Frage
Sehr geehrte ExpertInnen,
während meiner Recherchen zur Unterrichtsvorbereitung „Thromboseprophylaxe“ stoße ich auf die diffuse Frage der Kompression: Warum strebe ich mit der Wickelung durch Kurzzugbinden denn überhaupt einen hohen Arbeitsdruck an, wo die klinische Realität doch eher einen hohen Ruhedruck benötigte, da die PatientInnen doch vorrangig immobil=bettlägerig sind? Oder ist das Unverständnis in den Begrifflichkeiten begründet: Ruhedruck = Druck auf die Venen in Ruhe; Arbeitsdruck = Druck auf die Venen bei Muskelarbeit? Wir danken herzlich für Klärung oder Literaturnachweise, mit sonnigen Grüßen aus Freiburg
Antwort
Sehr geehrte Frau …….,
vielen Dank für Ihre Frage, die nur auf den ersten Blick leicht zu beantworten scheint. Nach übereinstimmenden Literaturangaben liegt der Vorteil eines hohen Arbeitsdruckes in der Tat darin, dass bei Muskelkontraktion (in der Muskelsystole) der Druck auf die Venen zunimmt, im besten Fall die Klappentaschen der Venenklappen einander angenähert werden bis zum wieder vollständigen Funktionieren, auf jeden Fall der Querschnitt der Venen während dieser Phase verringert wird mit dem Effekt der Strömungsbeschleunigung des Blutes. Dies ist ihnen natürlich bekannt aber sie weisen in ihrer Frage zu Recht darauf hin, dass in der Realität die meisten unserer Patienten, jedenfalls die bei denen wir die Kompressionsverbände zur Thromboseprophylaxe anwenden, immobil bzw. bettlägerig sind. Diese Patienten haben eben kaum Muskelkontraktionen. Der hohe Arbeitsdruck kann seine Vorteile bei diesen Patienten gar nicht zeigen. Es ist also wohl eher der niedrige Ruhedruck, der uns bei dieser Patientengruppe bewegt Kurzzugbinden zu verwenden. Die niedrige Rückstellkraft sichert die arterielle Versorgung, auch bei diesbezüglich bereits eingeschränkten Patienten (im fortgeschrittenen Stadium der pAVK wird ja sowieso nicht komprimiert). Der hohe Arbeitsdruck wirkt hier wohl nur passiv dem Entstehen von Ödemen bei abhängigen Beinen entgegen.
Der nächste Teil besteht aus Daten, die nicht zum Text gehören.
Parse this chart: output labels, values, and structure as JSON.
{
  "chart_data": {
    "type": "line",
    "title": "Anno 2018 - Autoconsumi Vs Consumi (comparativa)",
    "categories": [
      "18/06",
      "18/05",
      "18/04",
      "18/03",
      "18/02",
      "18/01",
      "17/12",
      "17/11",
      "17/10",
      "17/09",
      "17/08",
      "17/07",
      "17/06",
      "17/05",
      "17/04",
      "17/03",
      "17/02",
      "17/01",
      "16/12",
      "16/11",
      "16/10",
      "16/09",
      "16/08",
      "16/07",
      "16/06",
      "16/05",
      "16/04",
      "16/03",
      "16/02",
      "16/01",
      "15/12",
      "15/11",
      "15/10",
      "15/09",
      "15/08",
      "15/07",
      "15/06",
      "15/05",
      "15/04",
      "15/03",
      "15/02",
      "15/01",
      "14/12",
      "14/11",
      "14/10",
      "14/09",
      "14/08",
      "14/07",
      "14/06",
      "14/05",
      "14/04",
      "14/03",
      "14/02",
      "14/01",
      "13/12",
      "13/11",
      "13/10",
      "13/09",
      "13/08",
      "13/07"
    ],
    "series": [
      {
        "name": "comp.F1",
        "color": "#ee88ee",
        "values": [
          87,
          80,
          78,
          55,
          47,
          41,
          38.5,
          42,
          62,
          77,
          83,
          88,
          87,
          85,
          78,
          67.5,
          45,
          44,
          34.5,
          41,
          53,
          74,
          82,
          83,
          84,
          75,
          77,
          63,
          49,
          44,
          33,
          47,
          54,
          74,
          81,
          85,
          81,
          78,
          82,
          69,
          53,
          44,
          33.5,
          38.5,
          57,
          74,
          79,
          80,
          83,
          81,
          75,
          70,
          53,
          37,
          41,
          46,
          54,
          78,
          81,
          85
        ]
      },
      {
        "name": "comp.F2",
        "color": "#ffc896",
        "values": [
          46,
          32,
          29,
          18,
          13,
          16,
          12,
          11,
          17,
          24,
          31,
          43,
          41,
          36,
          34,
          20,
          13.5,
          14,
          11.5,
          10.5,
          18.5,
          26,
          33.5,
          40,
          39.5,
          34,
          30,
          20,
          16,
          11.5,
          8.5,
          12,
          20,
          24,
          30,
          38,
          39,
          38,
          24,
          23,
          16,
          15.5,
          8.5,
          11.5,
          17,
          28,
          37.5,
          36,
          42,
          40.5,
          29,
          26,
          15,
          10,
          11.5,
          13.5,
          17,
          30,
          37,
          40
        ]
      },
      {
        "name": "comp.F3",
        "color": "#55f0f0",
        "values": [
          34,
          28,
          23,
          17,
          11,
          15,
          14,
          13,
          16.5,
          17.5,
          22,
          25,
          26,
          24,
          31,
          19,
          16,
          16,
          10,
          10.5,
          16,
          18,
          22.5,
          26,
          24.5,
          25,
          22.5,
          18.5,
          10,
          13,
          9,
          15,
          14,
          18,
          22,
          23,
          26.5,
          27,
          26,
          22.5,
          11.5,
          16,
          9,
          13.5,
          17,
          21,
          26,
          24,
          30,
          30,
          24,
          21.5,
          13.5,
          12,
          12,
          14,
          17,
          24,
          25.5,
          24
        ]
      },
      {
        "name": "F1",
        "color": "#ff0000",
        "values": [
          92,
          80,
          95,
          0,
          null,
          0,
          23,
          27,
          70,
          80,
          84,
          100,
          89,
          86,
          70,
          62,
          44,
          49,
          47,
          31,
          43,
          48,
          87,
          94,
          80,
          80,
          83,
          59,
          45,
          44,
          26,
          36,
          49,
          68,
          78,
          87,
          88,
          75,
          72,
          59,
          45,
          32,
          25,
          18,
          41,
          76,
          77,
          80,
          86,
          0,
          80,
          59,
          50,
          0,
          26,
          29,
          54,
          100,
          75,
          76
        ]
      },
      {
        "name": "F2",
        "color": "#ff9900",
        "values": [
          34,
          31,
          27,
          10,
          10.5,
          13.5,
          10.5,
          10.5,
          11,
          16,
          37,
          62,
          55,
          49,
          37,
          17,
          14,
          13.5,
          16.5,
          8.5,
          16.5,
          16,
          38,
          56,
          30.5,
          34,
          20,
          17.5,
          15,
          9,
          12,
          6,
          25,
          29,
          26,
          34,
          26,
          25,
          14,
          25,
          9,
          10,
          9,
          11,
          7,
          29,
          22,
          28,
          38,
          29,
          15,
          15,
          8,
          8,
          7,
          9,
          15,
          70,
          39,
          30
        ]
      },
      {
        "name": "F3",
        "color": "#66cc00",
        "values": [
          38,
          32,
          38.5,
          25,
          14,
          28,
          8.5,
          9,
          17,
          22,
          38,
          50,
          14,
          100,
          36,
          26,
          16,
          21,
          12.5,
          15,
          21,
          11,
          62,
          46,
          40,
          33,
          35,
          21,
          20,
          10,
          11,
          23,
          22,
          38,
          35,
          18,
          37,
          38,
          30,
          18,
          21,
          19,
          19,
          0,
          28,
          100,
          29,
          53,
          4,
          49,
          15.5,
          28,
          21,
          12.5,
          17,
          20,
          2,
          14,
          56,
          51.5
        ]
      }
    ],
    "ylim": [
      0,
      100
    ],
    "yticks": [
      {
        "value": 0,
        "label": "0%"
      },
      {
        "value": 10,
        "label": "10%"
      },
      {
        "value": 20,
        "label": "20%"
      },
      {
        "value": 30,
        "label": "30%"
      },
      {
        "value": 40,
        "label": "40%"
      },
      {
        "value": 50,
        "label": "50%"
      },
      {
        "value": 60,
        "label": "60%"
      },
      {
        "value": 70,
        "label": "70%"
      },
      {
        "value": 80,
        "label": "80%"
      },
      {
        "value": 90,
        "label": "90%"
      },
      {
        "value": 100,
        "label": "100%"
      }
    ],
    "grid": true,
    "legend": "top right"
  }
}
Es ist wohl auch eine Frage der Alternativen. Bei der beschriebenen Patientengruppe scheiden Langzugbinden naturgemäß aus. Zinkleimverbände wären zu umständlich, Kohäsivbinden zu teuer und nicht wiederverwendbar, Kompressionsstrümpfe wegen ihrer hohen Rückstellkraft nicht anwendbar.
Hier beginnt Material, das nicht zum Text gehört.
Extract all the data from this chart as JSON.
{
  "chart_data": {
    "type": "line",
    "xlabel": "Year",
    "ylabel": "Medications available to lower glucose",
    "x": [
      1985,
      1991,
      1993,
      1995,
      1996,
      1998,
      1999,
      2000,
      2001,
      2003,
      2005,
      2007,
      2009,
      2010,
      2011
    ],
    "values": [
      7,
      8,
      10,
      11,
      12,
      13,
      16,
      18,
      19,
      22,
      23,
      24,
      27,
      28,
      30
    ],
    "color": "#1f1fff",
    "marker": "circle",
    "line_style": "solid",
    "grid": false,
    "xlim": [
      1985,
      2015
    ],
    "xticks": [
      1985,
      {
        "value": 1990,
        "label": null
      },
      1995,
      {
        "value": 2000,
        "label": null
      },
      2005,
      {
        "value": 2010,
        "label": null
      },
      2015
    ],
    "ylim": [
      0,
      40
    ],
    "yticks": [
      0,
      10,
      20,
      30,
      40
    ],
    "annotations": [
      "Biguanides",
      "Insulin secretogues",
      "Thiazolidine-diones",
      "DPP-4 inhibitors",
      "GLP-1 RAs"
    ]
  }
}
Dies ist mein Erklärungsversuch. Ich werde diesen Versuch aber zusammen mit ihrer Frage noch an Frau Protz weiterleiten, die im Wundzentrum Hamburg Kompressionsexpertin ist. Vielleicht kann sie uns zusätzliche Gesichtspunkte nennen.
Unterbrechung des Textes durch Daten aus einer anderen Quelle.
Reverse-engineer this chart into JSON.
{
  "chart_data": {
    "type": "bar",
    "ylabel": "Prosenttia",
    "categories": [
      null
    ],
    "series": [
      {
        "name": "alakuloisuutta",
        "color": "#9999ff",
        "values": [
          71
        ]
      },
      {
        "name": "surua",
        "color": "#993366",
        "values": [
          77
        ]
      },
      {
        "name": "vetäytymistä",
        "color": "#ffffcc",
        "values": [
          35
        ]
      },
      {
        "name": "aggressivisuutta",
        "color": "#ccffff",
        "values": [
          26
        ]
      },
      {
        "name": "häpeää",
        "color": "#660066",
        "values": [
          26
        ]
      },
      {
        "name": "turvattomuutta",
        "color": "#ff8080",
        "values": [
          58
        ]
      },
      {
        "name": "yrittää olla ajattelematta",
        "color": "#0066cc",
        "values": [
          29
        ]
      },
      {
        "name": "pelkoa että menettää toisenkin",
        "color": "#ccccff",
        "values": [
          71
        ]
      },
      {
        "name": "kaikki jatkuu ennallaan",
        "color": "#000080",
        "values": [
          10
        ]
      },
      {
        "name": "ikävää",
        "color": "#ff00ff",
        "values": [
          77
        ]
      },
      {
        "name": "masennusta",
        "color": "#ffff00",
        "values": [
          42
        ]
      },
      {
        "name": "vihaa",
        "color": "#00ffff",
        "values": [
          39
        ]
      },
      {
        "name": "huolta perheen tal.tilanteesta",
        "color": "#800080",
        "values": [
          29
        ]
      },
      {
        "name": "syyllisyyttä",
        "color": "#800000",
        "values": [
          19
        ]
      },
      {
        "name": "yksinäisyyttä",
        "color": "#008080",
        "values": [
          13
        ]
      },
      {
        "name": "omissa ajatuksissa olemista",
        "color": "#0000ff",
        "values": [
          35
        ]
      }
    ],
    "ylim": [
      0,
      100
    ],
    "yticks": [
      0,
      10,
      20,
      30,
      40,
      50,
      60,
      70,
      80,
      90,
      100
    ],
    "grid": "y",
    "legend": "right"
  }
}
Es ist manchmal wirklich hilfreich, sich über Selbstverständliches, Gedanken zu machen. Für diese Gelegenheit noch einmal herzlichen Dank
Herzliche Grüße
Dr. Münter
Frage
Innerhalb unserer Einrichtungen ist die Frage aufgetaucht, inwieweit Zinksalbe zur Behandlung von Akne inversa zugelassen ist. Wir versorgen zunehmend Pflegebedürftige mit Akne inversa nach Krankenhausaufenthalt, die mit Zinksalbe versorgt werden. Unsere Wundmanagerinnen sind irritiert. Müssen die Pflegekräfte bei einer Verordnung mit Zinksalbe von ihrer Remonstrationspflicht Gebrauch machen? Wir würden uns über eine Nachricht, gerne als Mail, sehr freuen. Die Verunsicherung ist recht groß ist und unsere Mitarbeiterinnen wünschen sich Handlungssicherheit.
Antwort
Heute kann ich Ihnen die Ergebnisse eigener Recherchen und der Stellungnahmen von Kollegen übermitteln. Zusammengefasst ergibt sich das folgende Bild:
Wunden nach operativer, möglichst ausgedehnter, Behandlung der Akne inversa sind sekundär heilende Wunden, die mit Bakterien kolonisiert sind. Nach der dermatologischen AWMF – Leitlinie sind hier „geeignete Wundauflagen eventuell Vakuumversieglung “ empfohlen, keine Zinksalbe. In der S3 Leitlinie zur Lokaltherapie findet sich ein Absatz über den Einsatz von Zinksalbe als Wundrandschutz, in dem Vorteile für moderne Wundrandtherapeutika (Wundfix, Cavilon) gesehen werden. Zinksalbe gibt es in verschiedenen Konzentrationen. Sie ist umso schwerer vom Wundgrund/- rand zu entfernen je höher konzentriert sie ist. Für den Behandler bedeutet das Rückstände, die die Situation am Wundgrund/- rand verdecken, für die Patienten unnötige Schmerzen beim notwendigen rabiaten säubern.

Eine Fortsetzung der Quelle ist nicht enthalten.